Y'know what, dude? I appreciate that a ton; thanks for being here and being down to discuss!
Ah yeah, I can get that. Yeah, this is true. I can't find the source that I'm looking for at the moment, but folks at TLG have pretty strongly that CCBS parts do unequivocally use more plastic relative to their retail price; by association, this implies that the company is actually losing money at the so-called "overpriced" (though I do agree, honestly) CCBS kit price points. Additionally, the inclusion of any kind of plastic into the packaging made these appreciably more expensive to produce - G1 could only pull it off because it was so wildly popular.
See, that's the thing; it was worse back in those days due to the packaging and the inclusion of less versatile parts. Also, almolst every year through 2009 saw some sort of part that wasn't just ABS plastic; it was made of a different material, or had electronics or springs or something that increased its value, and thus its price, dramatically. All of these were produced en masse, appearing in thousands, if not tens of thousands, of units. Some years, we saw two new parts produced with non-ABS.
- 2001: The Manas (Electronic)
- 2002: The Krana
- 2003: The Kraata
- 2006: The Piraka Spines and The Light-Up Swords
- 2007: The Squid, Squid Launchers, Kalmah's Tentacle, The Cordak Blasters, Kalmah's Head... Kinda crazy, huh?
- 2008: The Midak Blasters, Shadow Leeches, and Nynrah Ghost Blasters
- 2009: The Thornax
Toward the end, they started to rely on dual-injected parts a ton, as well; you don't really see that in LEGO system.
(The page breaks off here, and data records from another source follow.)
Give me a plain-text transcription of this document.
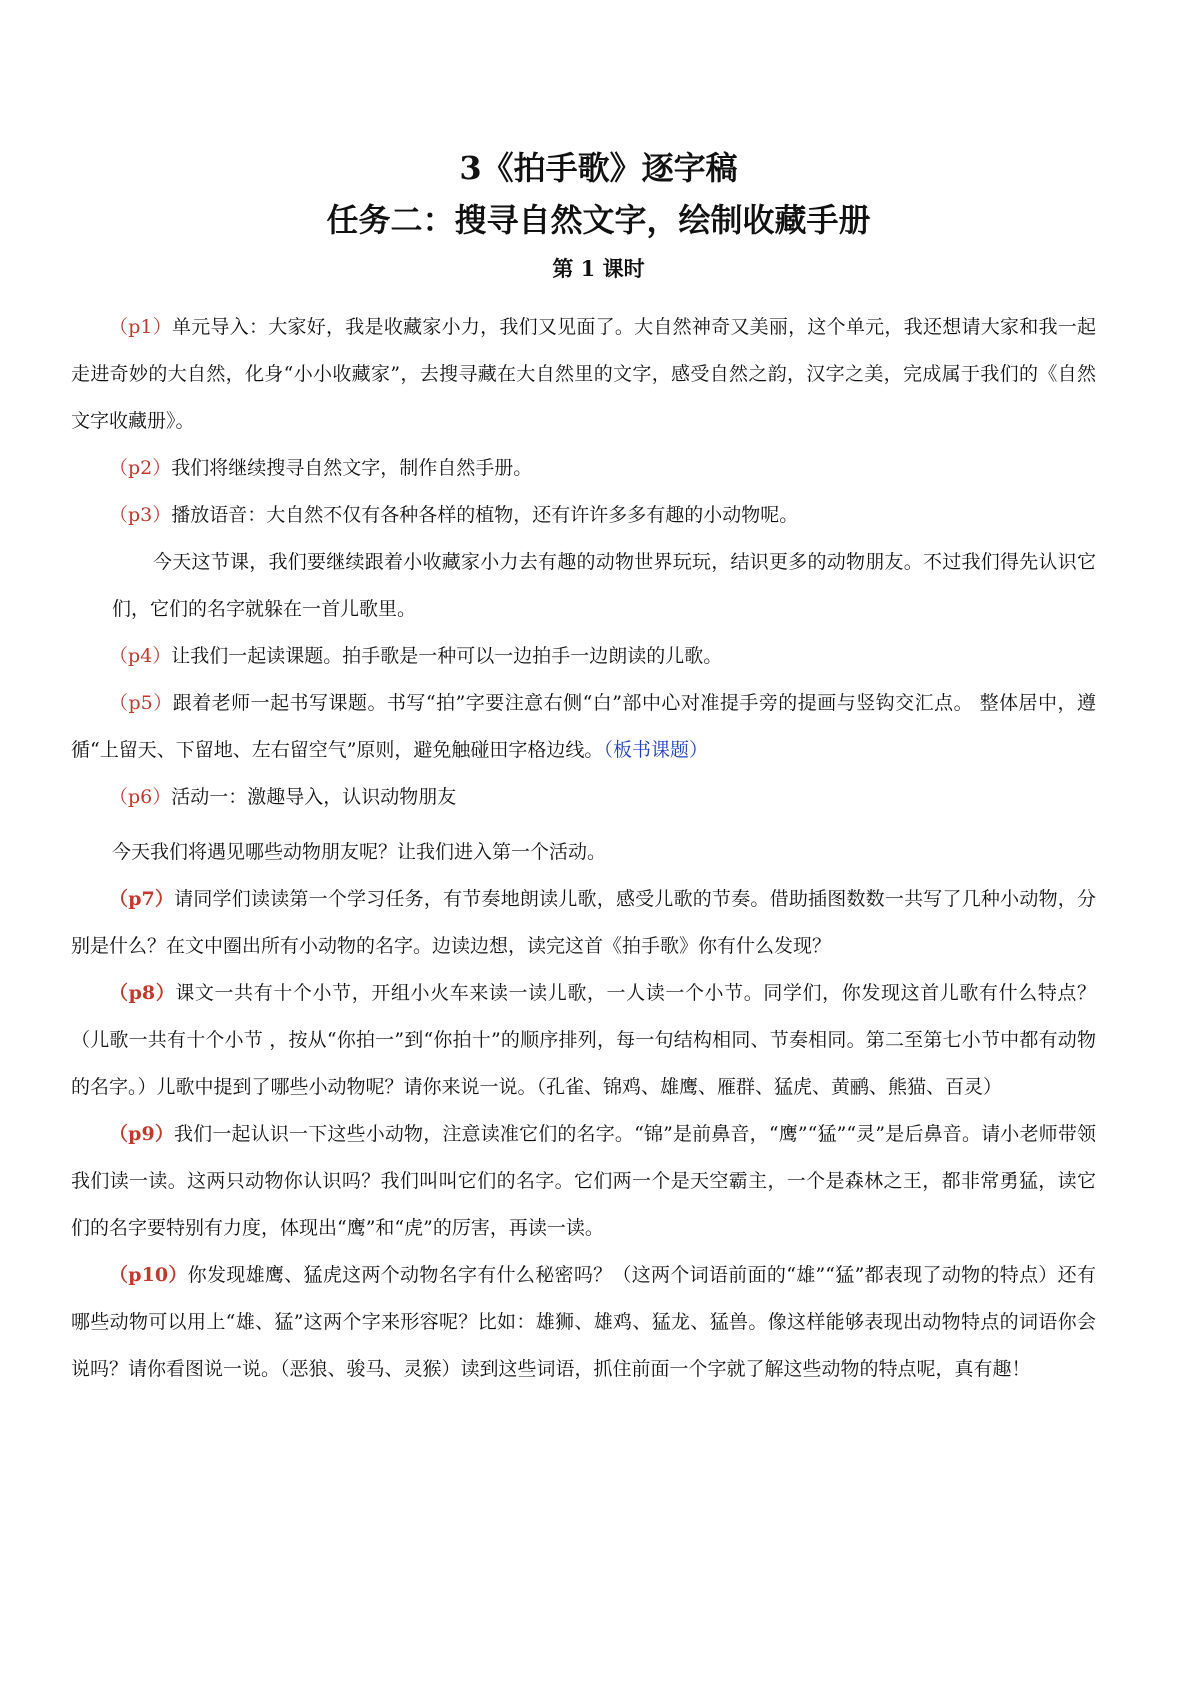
3《拍手歌》逐字稿
任务二：搜寻自然文字，绘制收藏手册
第 1 课时

（p1）单元导入：大家好，我是收藏家小力，我们又见面了。大自然神奇又美丽，这个单元，我还想请大家和我一起走进奇妙的大自然，化身“小小收藏家”，去搜寻藏在大自然里的文字，感受自然之韵，汉字之美，完成属于我们的《自然文字收藏册》。

（p2）我们将继续搜寻自然文字，制作自然手册。

（p3）播放语音：大自然不仅有各种各样的植物，还有许许多多有趣的小动物呢。

今天这节课，我们要继续跟着小收藏家小力去有趣的动物世界玩玩，结识更多的动物朋友。不过我们得先认识它们，它们的名字就躲在一首儿歌里。

（p4）让我们一起读课题。拍手歌是一种可以一边拍手一边朗读的儿歌。

（p5）跟着老师一起书写课题。书写“拍”字要注意右侧“白”部中心对准提手旁的提画与竖钩交汇点。 整体居中，遵循“上留天、下留地、左右留空气”原则，避免触碰田字格边线。（板书课题）

（p6）活动一：激趣导入，认识动物朋友

今天我们将遇见哪些动物朋友呢？让我们进入第一个活动。

（p7）请同学们读读第一个学习任务，有节奏地朗读儿歌，感受儿歌的节奏。借助插图数数一共写了几种小动物，分别是什么？在文中圈出所有小动物的名字。边读边想，读完这首《拍手歌》你有什么发现？

（p8）课文一共有十个小节，开组小火车来读一读儿歌，一人读一个小节。同学们，你发现这首儿歌有什么特点？（儿歌一共有十个小节 ，按从“你拍一”到“你拍十”的顺序排列，每一句结构相同、节奏相同。第二至第七小节中都有动物的名字。）儿歌中提到了哪些小动物呢？请你来说一说。（孔雀、锦鸡、雄鹰、雁群、猛虎、黄鹂、熊猫、百灵）

（p9）我们一起认识一下这些小动物，注意读准它们的名字。“锦”是前鼻音，“鹰”“猛”“灵”是后鼻音。请小老师带领我们读一读。这两只动物你认识吗？我们叫叫它们的名字。它们两一个是天空霸主，一个是森林之王，都非常勇猛，读它们的名字要特别有力度，体现出“鹰”和“虎”的厉害，再读一读。

（p10）你发现雄鹰、猛虎这两个动物名字有什么秘密吗？（这两个词语前面的“雄”“猛”都表现了动物的特点）还有哪些动物可以用上“雄、猛”这两个字来形容呢？比如：雄狮、雄鸡、猛龙、猛兽。像这样能够表现出动物特点的词语你会说吗？请你看图说一说。（恶狼、骏马、灵猴）读到这些词语，抓住前面一个字就了解这些动物的特点呢，真有趣！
So, as a rule, G1 was insanely expensive to produce.
This isn't always true; as a rule, you'll see it in effect in small sets that include many new molds and/or recolors, or massive D2C sets that necessitate a ton of small parts. TLG has the capacity to easily pump out some sets that don't initially utilize a ton of new parts, such as large technic sets and those classic buckets that you see in yellow tubs, because said kits are essentially repackaging old, easily used parts. Once TLG has constructed a mold, they'll typically use it for at least five years, so they'd prefer to keep certain elements in use for significantly longer than G1 would typically have done.
The thing is (and I'm simply speaking as an observer here) in an effort to move away from some of those sorts of design chain flaws, CCBS seems to be tilting just a little closer toward the versatility of LEGO system as each year comes and goes. If you look at the 2011 and 2012 Hero Factory sets, you'd be greeted by a system that looked a lot more like G1's Technic sets from an aesthetic perspective; lots of large, jagged parts with small connection points and an enourmous number of faux connection points - anyone remember trying to attach minifig-scale clips to pistons on G1 parts? Back then, there weren't as many distinct colors or lengths fro either shells or bones, so TLG had to make do in the short term with less sustainable details. Sure, G2 represented a major break from that trend, but IMO we've gone right back to it with Star Wars; we see new ort specialized add-ons very rarely because we have plenty of colors and lengths now.
And tha's the issue; it only adds value to the figure if the apparent detail isn't present, or literally cannot be present, elsewhere. Y'know, the word apparent here is super crucial, because folks have wildly different definitions of what looks "great" on an action figure; some want Hot Toys, and some want Funko Pop. Right? If you're okay with a very stylized Tahu, then sure, you're right; however, if you want pistons or faux gears or faux tattoos or whatever the heck Master Tahu had on his chest, you'll need add-ons, or "armor". There's no way to add that without utilizing those types of pieces. CCBS, however, struggles to remain balanced on this front, because its a young system that has a tough time avoiding the re-use of certain add-ons to optimize cost. And, uh, if you don't believe me, just take a glance for yourself.
Not trying to be a nuisance over here, but a Piraka bone piece is shorter than the average bone length used in CCBS nowadays, since SWC is the order of the day. Just an important semantic distinction to make.
I don't know if this is true. Without any shred of doubt in my mind, I can say that TLG would agree with you. But I honestly think that Vezon looked pretty awful with a shin that was hollow in the back and had two exposed technic holes below the knee. Ostensibly, that's kind of a silly opinion, because TLG couldn't do much better for the budget that they had. That said, I can still hold it if I want to.